Nothing for Granted
Dear friends
Many of us have experienced an absolutely marvelous, moving, and profound Easter time.
I don’t know about you but for some of us it is easy to take the experience of Easter for granted. There is however nothing to take for granted in the Easter story. Christ’s triumph over death is not simply a wrinkle in history but that which changes all of history and changes me. I often think of the story of Jesus and the healing of the lepers (Luke 17:11-19). Many of us are so relieved that Christ in his resurrection has given us freedom from death that we fail to savor it fully. There is an amazing scene in the film version of C. S. Lewis’ Narnia Chronicles and the first book of The Lion, the Witch, and the Wardrobe. It is a scene just before the great battle where the great White Witch announces to her followers the following words, “Take no prisoners. Kill them all.” There is lots of evidence in the natural world where the biological destiny of every living organism is to die. It’s a term which is called entropy: all that which is alive must die. All that resists death can only struggle to the extent that it prolongs life but never defers forever the ultimate destination of all who are living. To produce a play on the words of the White Witch there is a sense in which Christ seeks by his Spirit to take us all captive; Indeed make us prisoners to himself in that wonderful powerful way of what it is to be at home in Christ. There is also that wonderful sense… that powerful sense… that he seeks that all that choose him might live… May we ever be reminded that to allow ourselves to be captured by Jesus is to be made free indeed.

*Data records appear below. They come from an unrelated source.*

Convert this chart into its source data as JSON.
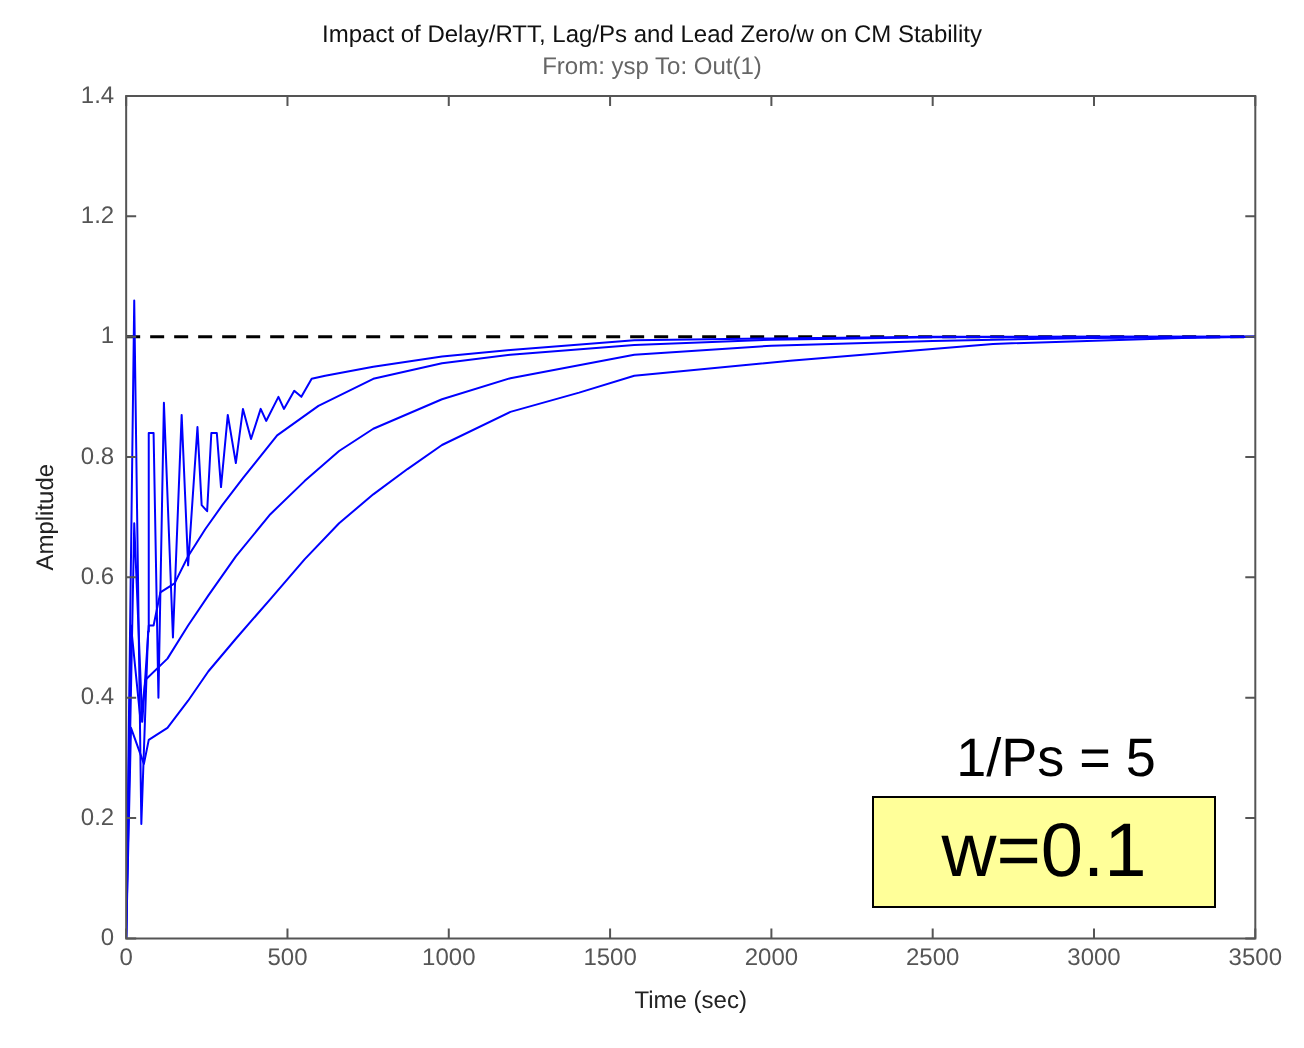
{
  "chart_data": {
    "type": "line",
    "title": "Impact of Delay/RTT, Lag/Ps and Lead Zero/w on CM Stability",
    "subtitle": "From: ysp  To: Out(1)",
    "xlabel": "Time (sec)",
    "ylabel": "Amplitude",
    "xlim": [
      0,
      3500
    ],
    "xticks": [
      0,
      500,
      1000,
      1500,
      2000,
      2500,
      3000,
      3500
    ],
    "ylim": [
      0,
      1.4
    ],
    "yticks": [
      0,
      0.2,
      0.4,
      0.6,
      0.8,
      1,
      1.2,
      1.4
    ],
    "marker": "none",
    "series": [
      {
        "color": "#0000ff",
        "x": [
          0,
          25,
          47,
          68,
          70,
          85,
          100,
          117,
          145,
          172,
          192,
          221,
          234,
          251,
          264,
          281,
          294,
          315,
          340,
          362,
          387,
          417,
          434,
          472,
          489,
          521,
          543,
          575,
          617,
          766,
          979,
          1191,
          1575,
          2000,
          2500,
          3500
        ],
        "values": [
          0,
          1.06,
          0.19,
          0.51,
          0.84,
          0.84,
          0.4,
          0.89,
          0.5,
          0.87,
          0.62,
          0.85,
          0.72,
          0.71,
          0.84,
          0.84,
          0.75,
          0.87,
          0.79,
          0.88,
          0.83,
          0.88,
          0.86,
          0.9,
          0.88,
          0.91,
          0.9,
          0.93,
          0.935,
          0.95,
          0.967,
          0.978,
          0.994,
          0.997,
          1,
          1
        ]
      },
      {
        "color": "#0000ff",
        "x": [
          0,
          25,
          50,
          70,
          85,
          106,
          150,
          192,
          245,
          298,
          362,
          468,
          596,
          766,
          979,
          1191,
          1575,
          2000,
          2500,
          3000,
          3500
        ],
        "values": [
          0,
          0.69,
          0.36,
          0.52,
          0.52,
          0.575,
          0.59,
          0.635,
          0.68,
          0.72,
          0.765,
          0.836,
          0.885,
          0.93,
          0.956,
          0.97,
          0.986,
          0.995,
          0.999,
          1,
          1
        ]
      },
      {
        "color": "#0000ff",
        "x": [
          0,
          15,
          45,
          60,
          128,
          192,
          255,
          340,
          447,
          553,
          660,
          766,
          979,
          1191,
          1575,
          2000,
          2500,
          3000,
          3500
        ],
        "values": [
          0,
          0.52,
          0.36,
          0.43,
          0.465,
          0.52,
          0.57,
          0.635,
          0.705,
          0.76,
          0.81,
          0.847,
          0.896,
          0.931,
          0.97,
          0.985,
          0.993,
          0.998,
          1
        ]
      },
      {
        "color": "#0000ff",
        "x": [
          0,
          15,
          55,
          70,
          128,
          192,
          255,
          340,
          447,
          553,
          660,
          766,
          872,
          979,
          1191,
          1404,
          1575,
          2058,
          2687,
          3273,
          3500
        ],
        "values": [
          0,
          0.35,
          0.29,
          0.33,
          0.35,
          0.395,
          0.444,
          0.498,
          0.564,
          0.63,
          0.69,
          0.738,
          0.78,
          0.82,
          0.875,
          0.907,
          0.935,
          0.96,
          0.988,
          0.998,
          1
        ]
      }
    ],
    "ref_lines": [
      {
        "axis": "y",
        "value": 1,
        "color": "#000000",
        "line_style": "dashed"
      }
    ],
    "annotations": [
      "1/Ps = 5",
      "w=0.1"
    ]
  }
}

There are some exciting things stirring in Western Canada. Spring is starting to come upon us. As I look out my Calgary office window I see the evidence, to some degree, of more frequently repositioning of potash and green cars moving from western ports to those 100’s of towns and hamlets where good things are grown for ourselves and the world (incidentally Canada is the largest producer of lentils in the world by almost twice its nearest competitor. Mark Doerksen and I were told by a grain terminal broker in Chaplin, SK, that the market for lentils grows by 100 million people per year.) Part of Spring is the preparation for summer camps many of whom are completing their interviews for summer staff. Please pray for them in this process. I’m sure many reading this newsletter would feel uncomfortable complaining that so many of the street ministries we speak of are in larger cities when small town and rural poverty is probably more acute because it is under resourced. Let me draw your attention to 1 of our chaplains, Chuck Harper and the ministry out of First Baptist Vernon but also to pause and note together at the memorial to those homeless who have died.
In conclusion, prayers for us all that we remember the gift of Easter as we celebrate the gift of new life every day.